もちろん、事情や許可なくオンラインにしたり、オンラインですら顔をださないようなことがあっては問題だが、NHK党はそのようなことは一言も言っていない。国会に出席したくない、と言っているのではなく、出席の方法として「物理的登院」しか許可されないのか? ということを問うているに過ぎない。オンライン登院が許されれば、間違いなく、ガーシーは日本一活動的な国会議員になっているはずだ。
国会議員としての仕事や活動実態は「物理的登院」によって証明されるのか? その根拠は? 我々一般有権者にはとうてい理解ができない。実際、登院しても議場で居眠りをしているような議員に対して、私たちはなんの信頼をよせていないではないか。
[参考]<芸名?自称?>日本最後の「助教授」成田悠輔氏の謎
週刊誌「フラッシュ」の調査によれば、2022年1月から6月に開催された第208回通常国会本会議に欠席率として以下のようなデータがある。
・山崎正昭(自民党・参)欠席率53.1%(32回中17回欠席)*元参議院議長
・北村誠吾(自民党・衆)欠席率51.5%(33回中17回欠席)*元閣僚
・島村 大(自民党・参)欠席率28.1%(32回中9回欠席)*元政務官
・伊波洋一(無所属・参)欠席率21.9%(32回中7回欠席)*元首長
・河野太郎(自民党・衆)欠席率18.2%(33回中6回欠席)*デジタル大臣
・江﨑鐵磨(自民党・衆)欠席率15.2%(33回中5回欠席) *元閣僚
ワースト上位2名の欠席率は五割を超え、3位も3割近い欠席となかなかのものだ。
一方で、庇うわけではないが、上記議員たちの欠席の理由は定かではないものの、彼らが国会議員として活動をしていないのか? 信頼を損なってはいないか? と問われればなんとも言えない。登院せずとも成果を出している可能性も高いので、「他に何もしてないクソ議員は他にいくらでもいるだろう」と言いたくなるからだ。
そもそも数値だけで言えば、ガーシー議員が3月に帰国して登院を開始した場合、会期である6月21日まで欠席をしなければ、上記のワースト議員の欠席率よりも低い数値となるだろう。
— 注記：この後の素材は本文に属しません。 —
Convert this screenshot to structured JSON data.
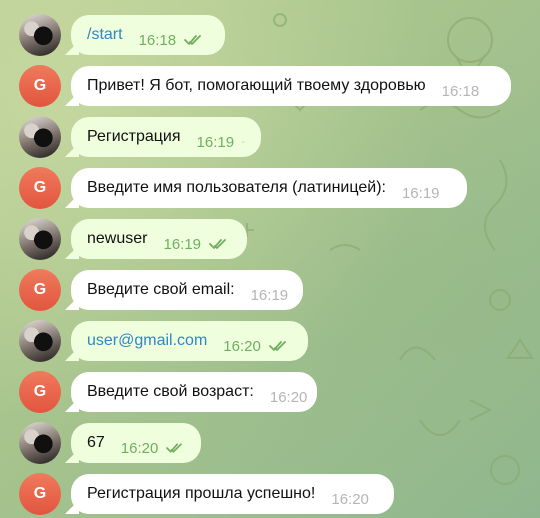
{
  "chat": {
    "messages": [
      {
        "kind": "out",
        "avatar": "user",
        "text": "/start",
        "link": true,
        "time": "16:18"
      },
      {
        "kind": "in",
        "avatar": "bot",
        "avatar_letter": "G",
        "text": "Привет! Я бот, помогающий твоему здоровью",
        "time": "16:18"
      },
      {
        "kind": "out",
        "avatar": "user",
        "text": "Регистрация",
        "link": false,
        "time": "16:19"
      },
      {
        "kind": "in",
        "avatar": "bot",
        "avatar_letter": "G",
        "text": "Введите имя пользователя (латиницей):",
        "time": "16:19"
      },
      {
        "kind": "out",
        "avatar": "user",
        "text": "newuser",
        "link": false,
        "time": "16:19"
      },
      {
        "kind": "in",
        "avatar": "bot",
        "avatar_letter": "G",
        "text": "Введите свой email:",
        "time": "16:19"
      },
      {
        "kind": "out",
        "avatar": "user",
        "text": "user@gmail.com",
        "link": true,
        "time": "16:20"
      },
      {
        "kind": "in",
        "avatar": "bot",
        "avatar_letter": "G",
        "text": "Введите свой возраст:",
        "time": "16:20"
      },
      {
        "kind": "out",
        "avatar": "user",
        "text": "67",
        "link": false,
        "time": "16:20"
      },
      {
        "kind": "in",
        "avatar": "bot",
        "avatar_letter": "G",
        "text": "Регистрация прошла успешно!",
        "time": "16:20"
      }
    ],
    "colors": {
      "incoming_bubble": "#ffffff",
      "outgoing_bubble": "#effedd",
      "link": "#2f87c7",
      "read_checks": "#6fae5f",
      "bot_avatar": "#e2553f"
    },
    "icons": {
      "read_status": "double-check-icon",
      "user_avatar": "user-avatar",
      "bot_avatar": "bot-avatar"
    }
  }
}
その場合は、上記議員にも懲罰は提案されるのだろうか?
一方で、ガーシー議員は滞在しているドバイから情報やメッセージを無数に発信しており、「頻繁に国民に情報を発信している」ということは間違いない。その姿勢はさておき、「何をしているかわからない居眠り議員」と比べれば、確実に活動実態はあるし、動きも国民に可視化されている。
登院すればどのような発言や活動をするかも、本人だけでなく、NHK党・立花孝志党首からも繰り返し伝えられており、居眠りとか、消息不明とか、議員ができない病状とかではないことは明らかだ。あれだけ有名なのだから、逃げることも隠れることもできない。
欠かさず登院していても、なんの発言も、国民へのメッセージも届けようとしない議員に比べれば、ガーシー議員に活動実態はあると感じるの筆者だけではあるまい。
もちろん現行法令・ルールによって、ガーシー議員の態度が責められるべきであることは間違いないので、それを庇おうとは思わない。しかし、ガーシー議員を攻め、裁こうとしている側と日本の国会の仕組みにも、大いに問題があるのではないか。